Уайетт берет со стола возле двери шляпу – потертую, с твердыми полями, которые не гнутся от неугомонного ветра.
– Выбирай любую. – Он показывает на коллекцию головных уборов: тут и разнообразные панамы, и бейсболки с длинными хвостами, чтобы защитить от солнца заднюю часть шеи.
Я выбираю ковбойскую соломенную шляпу и, водрузив ее на голову, бегу догонять Уайетта, размашисто шагающего в сторону «лендровера», покрытого слоем крупнозернистого песка. Странное ощущение – сидеть на пассажирском сиденье. Когда я была аспиранткой, мне всегда приходилось тащиться на своих двоих. Я смотрю, как Уайетт умело переключает передачи, пока мы прыгаем по ухабистой дороге, ведущей из Диг-Хауса.
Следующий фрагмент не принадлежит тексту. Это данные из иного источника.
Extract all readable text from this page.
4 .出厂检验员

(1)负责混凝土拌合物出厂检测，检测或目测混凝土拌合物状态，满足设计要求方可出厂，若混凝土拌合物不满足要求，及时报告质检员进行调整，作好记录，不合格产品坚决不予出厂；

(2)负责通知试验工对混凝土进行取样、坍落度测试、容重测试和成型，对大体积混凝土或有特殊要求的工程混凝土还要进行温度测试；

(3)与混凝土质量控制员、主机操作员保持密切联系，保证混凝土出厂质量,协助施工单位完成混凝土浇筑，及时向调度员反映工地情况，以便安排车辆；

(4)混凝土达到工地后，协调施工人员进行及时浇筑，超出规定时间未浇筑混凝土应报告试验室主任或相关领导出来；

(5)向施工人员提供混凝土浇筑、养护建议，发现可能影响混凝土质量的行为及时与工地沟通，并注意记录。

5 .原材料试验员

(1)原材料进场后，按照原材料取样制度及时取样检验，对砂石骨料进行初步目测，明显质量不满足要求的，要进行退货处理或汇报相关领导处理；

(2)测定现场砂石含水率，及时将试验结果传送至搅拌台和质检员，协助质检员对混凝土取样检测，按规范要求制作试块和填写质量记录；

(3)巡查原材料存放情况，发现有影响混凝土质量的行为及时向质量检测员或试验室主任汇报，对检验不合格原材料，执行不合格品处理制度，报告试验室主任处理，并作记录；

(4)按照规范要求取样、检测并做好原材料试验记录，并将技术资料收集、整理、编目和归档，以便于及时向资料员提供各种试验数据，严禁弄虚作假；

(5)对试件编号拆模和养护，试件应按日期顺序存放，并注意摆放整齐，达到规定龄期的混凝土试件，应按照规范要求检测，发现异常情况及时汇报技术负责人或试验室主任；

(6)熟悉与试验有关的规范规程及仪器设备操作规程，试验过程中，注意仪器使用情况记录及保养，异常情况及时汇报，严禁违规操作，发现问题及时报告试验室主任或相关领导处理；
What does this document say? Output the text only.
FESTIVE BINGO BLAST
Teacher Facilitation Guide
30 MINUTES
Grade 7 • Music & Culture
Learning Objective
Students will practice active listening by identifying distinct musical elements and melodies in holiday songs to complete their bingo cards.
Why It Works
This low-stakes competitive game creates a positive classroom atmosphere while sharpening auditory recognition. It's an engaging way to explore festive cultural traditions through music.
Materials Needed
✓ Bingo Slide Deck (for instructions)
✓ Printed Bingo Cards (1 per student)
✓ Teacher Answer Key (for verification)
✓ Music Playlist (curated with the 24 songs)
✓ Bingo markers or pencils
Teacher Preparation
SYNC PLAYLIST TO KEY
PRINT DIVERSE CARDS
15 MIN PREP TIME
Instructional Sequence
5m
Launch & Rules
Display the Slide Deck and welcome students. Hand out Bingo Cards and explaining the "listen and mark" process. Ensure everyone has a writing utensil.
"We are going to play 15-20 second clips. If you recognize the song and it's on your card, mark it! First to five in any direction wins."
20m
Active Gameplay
Местная Служба древностей находится в Маллави, однако основные разрешения выдаются в Эль-Минье, поэтому мы едем в обратную сторону тем же путем, по которому я добралась до Диг-Хауса. Пыльная дорога вытрясает из тебя всю душу и заставляет потеть. Потрескавшееся кожаное сиденье настолько раскалено, что кажется, будто солнце свернулось между нами, как кошка. Я сижу, наклонившись вперед, чтобы потная рубашка не липла к телу.
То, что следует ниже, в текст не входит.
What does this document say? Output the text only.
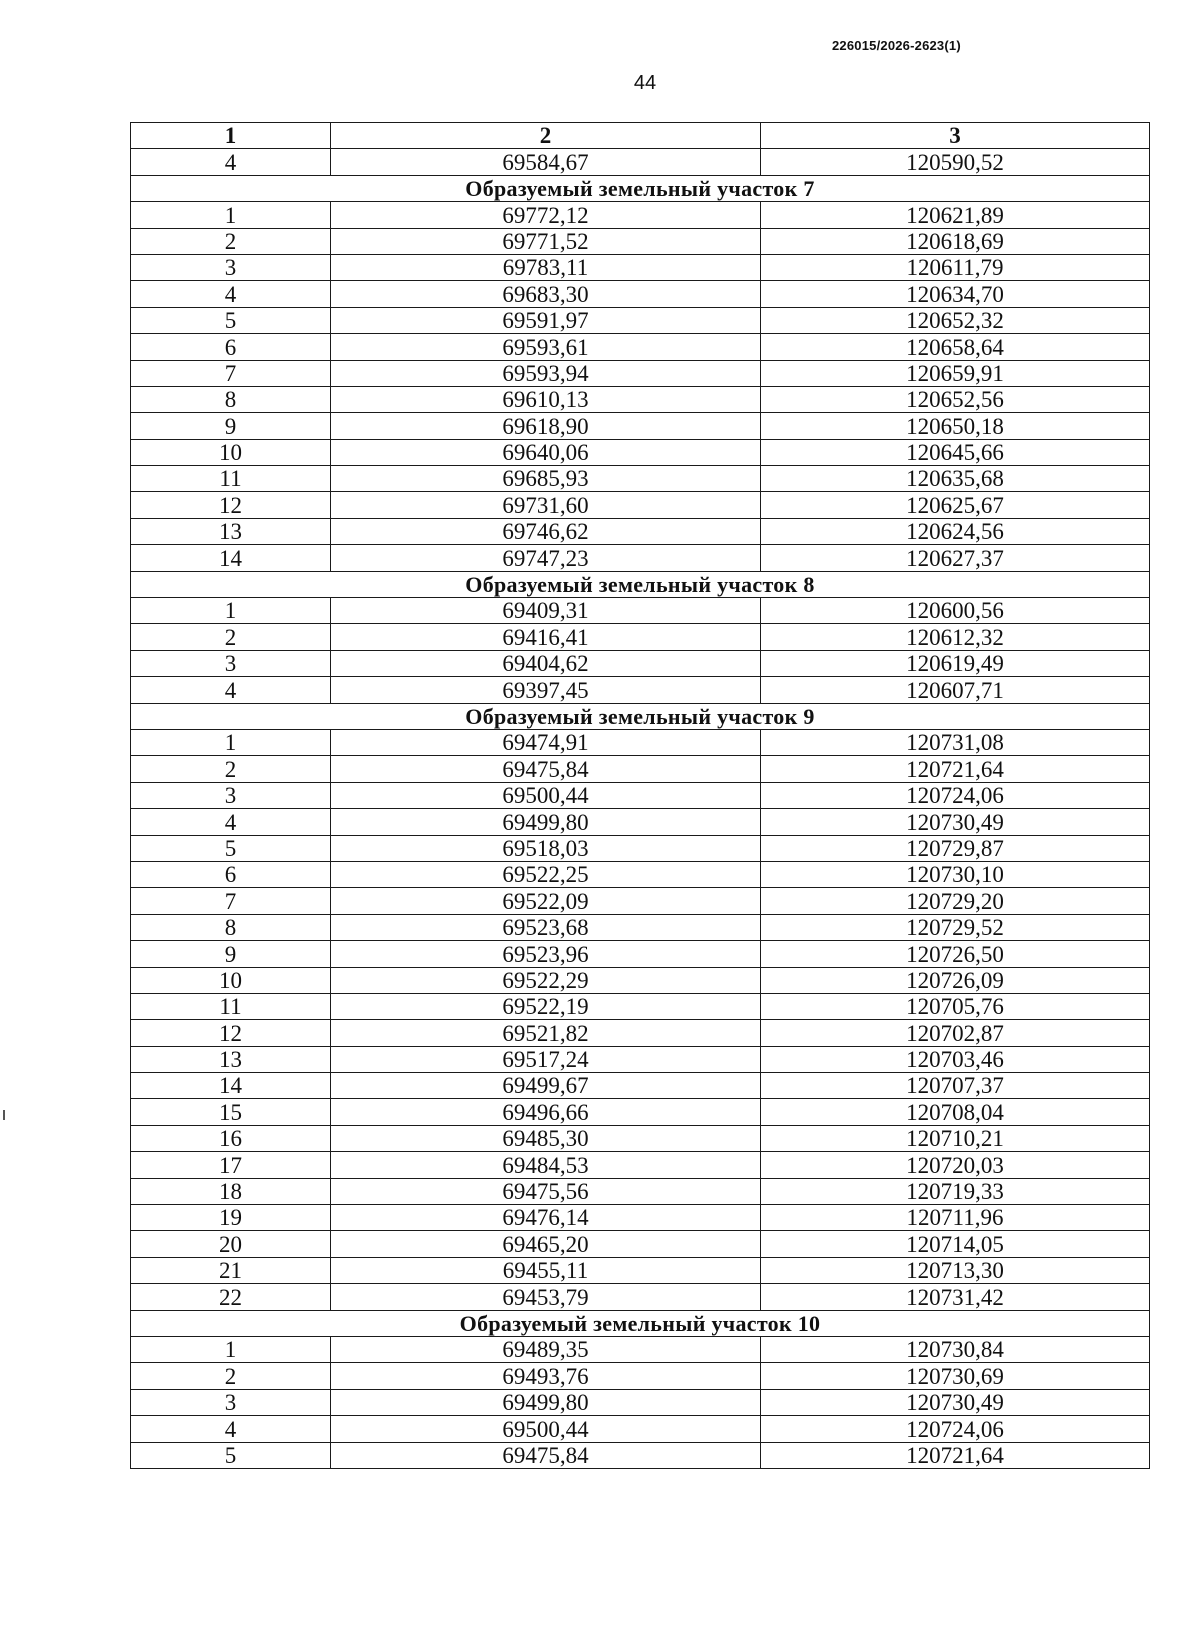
226015/2026-2623(1)
44
1	2	3
4	69584,67	120590,52
Образуемый земельный участок 7		
1	69772,12	120621,89
2	69771,52	120618,69
3	69783,11	120611,79
4	69683,30	120634,70
5	69591,97	120652,32
6	69593,61	120658,64
7	69593,94	120659,91
8	69610,13	120652,56
9	69618,90	120650,18
10	69640,06	120645,66
11	69685,93	120635,68
12	69731,60	120625,67
13	69746,62	120624,56
14	69747,23	120627,37
Образуемый земельный участок 8		
1	69409,31	120600,56
2	69416,41	120612,32
3	69404,62	120619,49
4	69397,45	120607,71
Образуемый земельный участок 9		
1	69474,91	120731,08
2	69475,84	120721,64
3	69500,44	120724,06
4	69499,80	120730,49
5	69518,03	120729,87
6	69522,25	120730,10
7	69522,09	120729,20
8	69523,68	120729,52
9	69523,96	120726,50
10	69522,29	120726,09
11	69522,19	120705,76
12	69521,82	120702,87
13	69517,24	120703,46
14	69499,67	120707,37
15	69496,66	120708,04
16	69485,30	120710,21
17	69484,53	120720,03
18	69475,56	120719,33
19	69476,14	120711,96
20	69465,20	120714,05
21	69455,11	120713,30
22	69453,79	120731,42
Образуемый земельный участок 10		
1	69489,35	120730,84
2	69493,76	120730,69
3	69499,80	120730,49
4	69500,44	120724,06
5	69475,84	120721,64
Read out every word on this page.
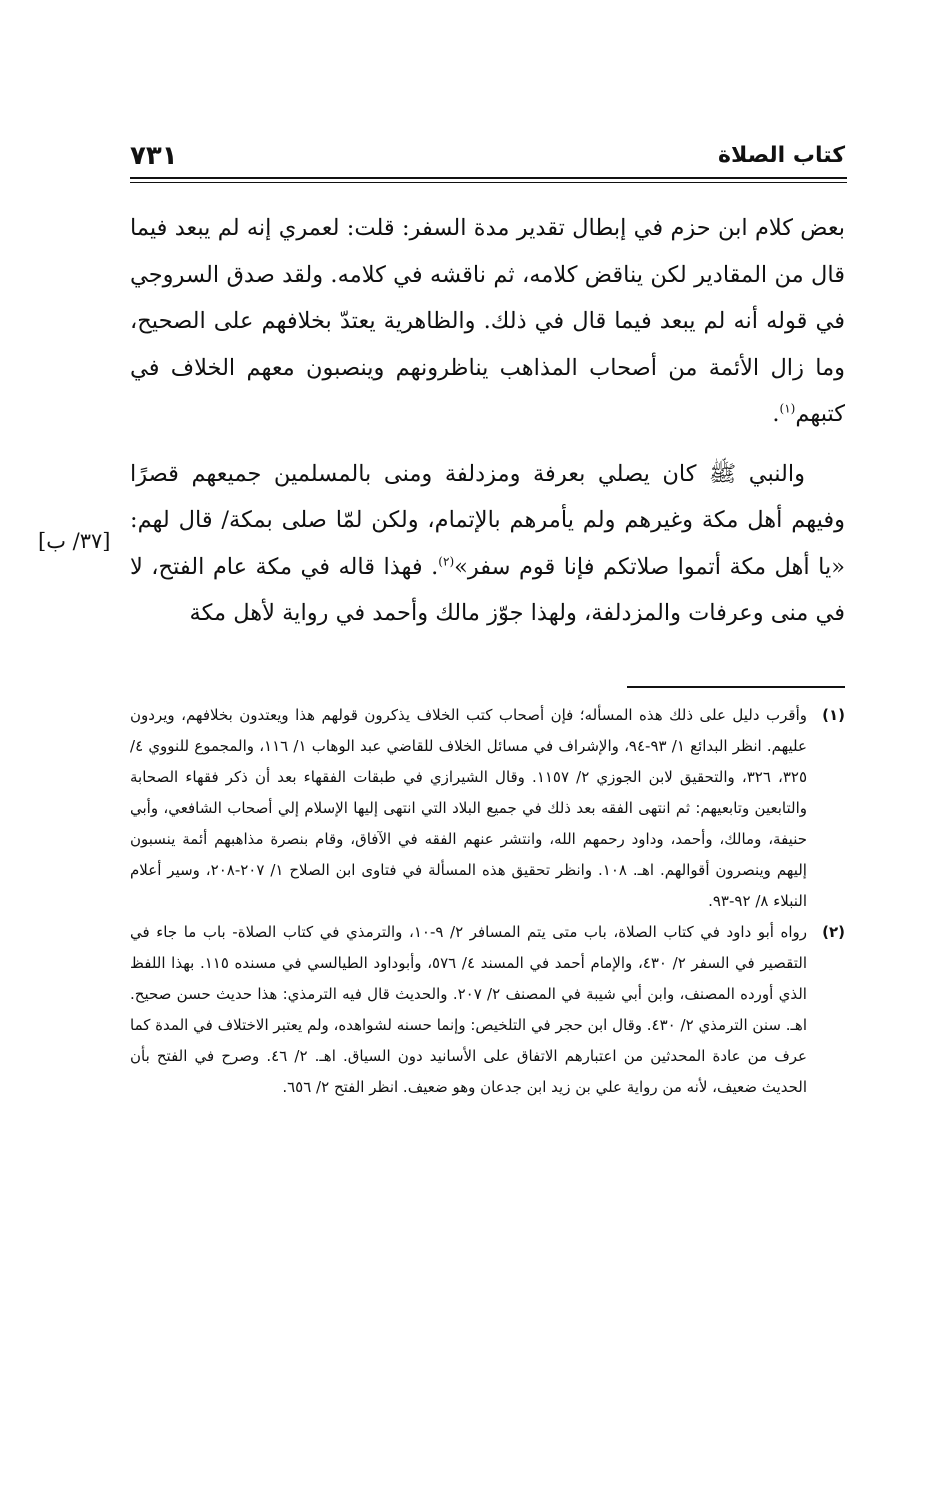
كتاب الصلاة
٧٣١

بعض كلام ابن حزم في إبطال تقدير مدة السفر: قلت: لعمري إنه لم يبعد فيما قال من المقادير لكن يناقض كلامه، ثم ناقشه في كلامه. ولقد صدق السروجي في قوله أنه لم يبعد فيما قال في ذلك. والظاهرية يعتدّ بخلافهم على الصحيح، وما زال الأئمة من أصحاب المذاهب يناظرونهم وينصبون معهم الخلاف في كتبهم$^{(١)}$.

والنبي ﷺ كان يصلي بعرفة ومزدلفة ومنى بالمسلمين جميعهم قصرًا وفيهم أهل مكة وغيرهم ولم يأمرهم بالإتمام، ولكن لمّا صلى بمكة/ قال لهم: «يا أهل مكة أتموا صلاتكم فإنا قوم سفر»$^{(٢)}$. فهذا قاله في مكة عام الفتح، لا في منى وعرفات والمزدلفة، ولهذا جوّز مالك وأحمد في رواية لأهل مكة

[٣٧/ ب]
(١)
وأقرب دليل على ذلك هذه المسأله؛ فإن أصحاب كتب الخلاف يذكرون قولهم هذا ويعتدون بخلافهم، ويردون عليهم. انظر البدائع ١/ ٩٣-٩٤، والإشراف في مسائل الخلاف للقاضي عبد الوهاب ١/ ١١٦، والمجموع للنووي ٤/ ٣٢٥، ٣٢٦، والتحقيق لابن الجوزي ٢/ ١١٥٧. وقال الشيرازي في طبقات الفقهاء بعد أن ذكر فقهاء الصحابة والتابعين وتابعيهم: ثم انتهى الفقه بعد ذلك في جميع البلاد التي انتهى إليها الإسلام إلي أصحاب الشافعي، وأبي حنيفة، ومالك، وأحمد، وداود رحمهم الله، وانتشر عنهم الفقه في الآفاق، وقام بنصرة مذاهبهم أئمة ينسبون إليهم وينصرون أقوالهم. اهـ. ١٠٨. وانظر تحقيق هذه المسألة في فتاوى ابن الصلاح ١/ ٢٠٧-٢٠٨، وسير أعلام النبلاء ٨/ ٩٢-٩٣.
(٢)
رواه أبو داود في كتاب الصلاة، باب متى يتم المسافر ٢/ ٩-١٠، والترمذي في كتاب الصلاة- باب ما جاء في التقصير في السفر ٢/ ٤٣٠، والإمام أحمد في المسند ٤/ ٥٧٦، وأبوداود الطيالسي في مسنده ١١٥. بهذا اللفظ الذي أورده المصنف، وابن أبي شيبة في المصنف ٢/ ٢٠٧. والحديث قال فيه الترمذي: هذا حديث حسن صحيح. اهـ. سنن الترمذي ٢/ ٤٣٠. وقال ابن حجر في التلخيص: وإنما حسنه لشواهده، ولم يعتبر الاختلاف في المدة كما عرف من عادة المحدثين من اعتبارهم الاتفاق على الأسانيد دون السياق. اهـ. ٢/ ٤٦. وصرح في الفتح بأن الحديث ضعيف، لأنه من رواية علي بن زيد ابن جدعان وهو ضعيف. انظر الفتح ٢/ ٦٥٦.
За нашей спиной облако пыли извергается столбом магмы.
После пятнадцати минут молчания я протягиваю оливковую ветвь:
– Я не рассчитывала застать тебя здесь в августе.
– И тем не менее ты здесь, – говорит Уайетт.
Опасаясь, что так мы можем далеко зайти, я замолкаю и снова целиком сосредоточиваюсь на дороге.
Альберто и Джо вроде бы славные.
Однажды я читала статью о разнице в манере мужчин и женщин вести разговор: мужчины предпочитают разговаривать сидя рядом, а женщины – лицом к лицу, чтобы можно было расшифровывать невербальные сигналы. Именно поэтому автор статьи советует поднимать неприятные темы в разговоре с мужем в автомобиле, а не за обеденным столом.
Автор статьи наверняка не ездил с Уайеттом в «лендровере».
Уайетт косится в мою сторону, его запястье балансирует на руле.
– Я извиняюсь, мы что, ведем светскую беседу?
– Просто стараюсь поддержать разговор.
– По приезде сюда ты что-то не выказывала особого желания общаться.
– Мне очень трудно…
– А мне, по-твоему, легко? – перебивает Уайетт, и его слова, точно брошенные ножи, пригвождают меня к сиденью.
Я закрываю глаза:
– Прости.
Даже с закрытыми глазами я чувствую на себе его взгляд. Атмосфера сгущается. Но затем будто кто-то разбивает окно во время пожара. Я снова могу дышать. Уайетт смотрит на дорогу, черты его лица разглаживаются.
– Я здесь в разгар этой адской жары исключительно потому, что семестр закончился в мае, – как ни в чем не бывало говорит он. – Потом был Рамадан, а мне нужно успеть произвести раскопки гробницы перед началом занятий в середине сентября.
Наверняка имеется какая-то дополнительная информация, которой он не хочет со мной делиться. Возможно, все дело в финансировании.